A Database in Your Object? Enter SQLite

For most use cases, the simple key-value storage API is all you need. But what if you need to store more complex, relational data inside a single object? Cloudflare has you covered with the powerful integration of SQLite directly into Durable Objects.

This allows you to run complex SQL queries—joins, aggregations, and transactions—on a private, file-based database that lives right alongside your object’s code. It gives you the power of a relational database with the low-latency benefits of co-located storage. For a deep dive into this powerful feature, check out Cloudflare’s blog post on the topic.

Durable Objects vs The World A Quick Comparison

It can be helpful to see a direct comparison between the new paradigm of Durable Objects and the traditional way of handling state in serverless applications.
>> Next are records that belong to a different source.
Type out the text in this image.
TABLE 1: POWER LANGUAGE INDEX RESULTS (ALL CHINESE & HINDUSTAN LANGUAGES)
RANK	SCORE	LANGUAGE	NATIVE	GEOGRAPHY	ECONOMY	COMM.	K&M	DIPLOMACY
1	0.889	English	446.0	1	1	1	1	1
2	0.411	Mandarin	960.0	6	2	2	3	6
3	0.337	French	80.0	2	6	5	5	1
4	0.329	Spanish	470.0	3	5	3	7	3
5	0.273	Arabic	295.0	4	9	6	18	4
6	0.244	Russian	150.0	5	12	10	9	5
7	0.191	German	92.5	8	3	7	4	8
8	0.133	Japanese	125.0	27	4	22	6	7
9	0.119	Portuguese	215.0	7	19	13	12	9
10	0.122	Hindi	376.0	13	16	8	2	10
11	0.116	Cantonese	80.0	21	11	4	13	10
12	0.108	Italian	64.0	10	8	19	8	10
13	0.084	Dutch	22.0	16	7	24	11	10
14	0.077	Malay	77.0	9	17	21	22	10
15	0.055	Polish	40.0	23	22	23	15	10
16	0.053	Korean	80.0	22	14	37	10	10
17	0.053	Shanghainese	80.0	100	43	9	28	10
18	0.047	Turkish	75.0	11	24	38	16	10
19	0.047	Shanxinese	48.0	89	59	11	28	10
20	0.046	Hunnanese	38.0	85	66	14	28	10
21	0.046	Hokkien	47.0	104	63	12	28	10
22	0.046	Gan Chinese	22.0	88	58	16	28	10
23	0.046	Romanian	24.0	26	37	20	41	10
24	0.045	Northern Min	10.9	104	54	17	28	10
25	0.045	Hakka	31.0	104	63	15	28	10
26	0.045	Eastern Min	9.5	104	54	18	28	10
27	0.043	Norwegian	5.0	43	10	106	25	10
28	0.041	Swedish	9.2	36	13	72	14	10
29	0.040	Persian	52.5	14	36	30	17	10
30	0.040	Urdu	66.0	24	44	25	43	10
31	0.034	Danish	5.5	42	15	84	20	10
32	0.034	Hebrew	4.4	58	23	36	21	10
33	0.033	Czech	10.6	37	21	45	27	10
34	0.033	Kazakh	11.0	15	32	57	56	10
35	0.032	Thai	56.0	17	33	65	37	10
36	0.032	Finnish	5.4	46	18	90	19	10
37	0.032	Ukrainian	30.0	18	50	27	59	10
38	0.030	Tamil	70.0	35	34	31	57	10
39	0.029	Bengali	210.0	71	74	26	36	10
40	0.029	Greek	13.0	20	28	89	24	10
Here’s a quick breakdown:

Feature Traditional Serverless + External DB Durable Objects
Latency High (Network round-trip to a separate, often centralized, DB) Ultra-Low (Storage is co-located with the compute logic)
Consistency Model Varies by DB (Often eventually consistent, requires careful setup) Strongly Consistent (Single-threaded execution guarantees order)
Complexity High (Manage DB connections, credentials, scaling, and regions) Low (State is built-in, no external infrastructure to manage)
Ideal Use Case Simple, stateless tasks; applications tolerant of higher latency. Real-time apps, coordination tasks, stateful APIs, anything latency-sensitive.

Frequently Asked Questions FAQ

How much do Durable Objects cost?

Durable Objects have a generous free tier, and beyond that, you are billed based on a combination of three factors: the number of requests, the duration the object is active (i.e., in-memory), and the amount of storage used. The pricing is designed to be cost-effective, especially compared to managing a separate, globally distributed database. For the most up-to-date details, always check the official Cloudflare Workers pricing page.

How do I see logs or debug my Durable Object?

You can debug Durable Objects just like any other Worker. The wrangler tail command is your best friend here. It provides a real-time stream of logs and exceptions from your live Worker and its Durable Objects, making it easy to see what’s happening as you test your application.

What are the limitations I should be aware of?

While incredibly powerful, there are a few limits to keep in mind. There are limits on how much data you can store per object, the frequency of storage operations, and the amount of memory an object can consume. These limits are quite high for most use cases, but it’s always a good idea to review the official limits documentation when designing your application.

Conclusion You8217re Ready to Build the Future

We’ve journeyed from the headaches of stateless serverless to the elegant, powerful world of stateful applications on the edge. By now, you should have a solid grasp of what makes Cloudflare’s Durable Objects so revolutionary. They offer a unique blend of simplicity, performance, and consistency that unlocks a new class of applications.

Gone are the days of complex, high-latency workarounds. With Durable Objects, you can build real-time, collaborative, and stateful systems with ease, all while enjoying the scalability and zero-ops benefits of the serverless model.

The era of stateful serverless is here. What will you build?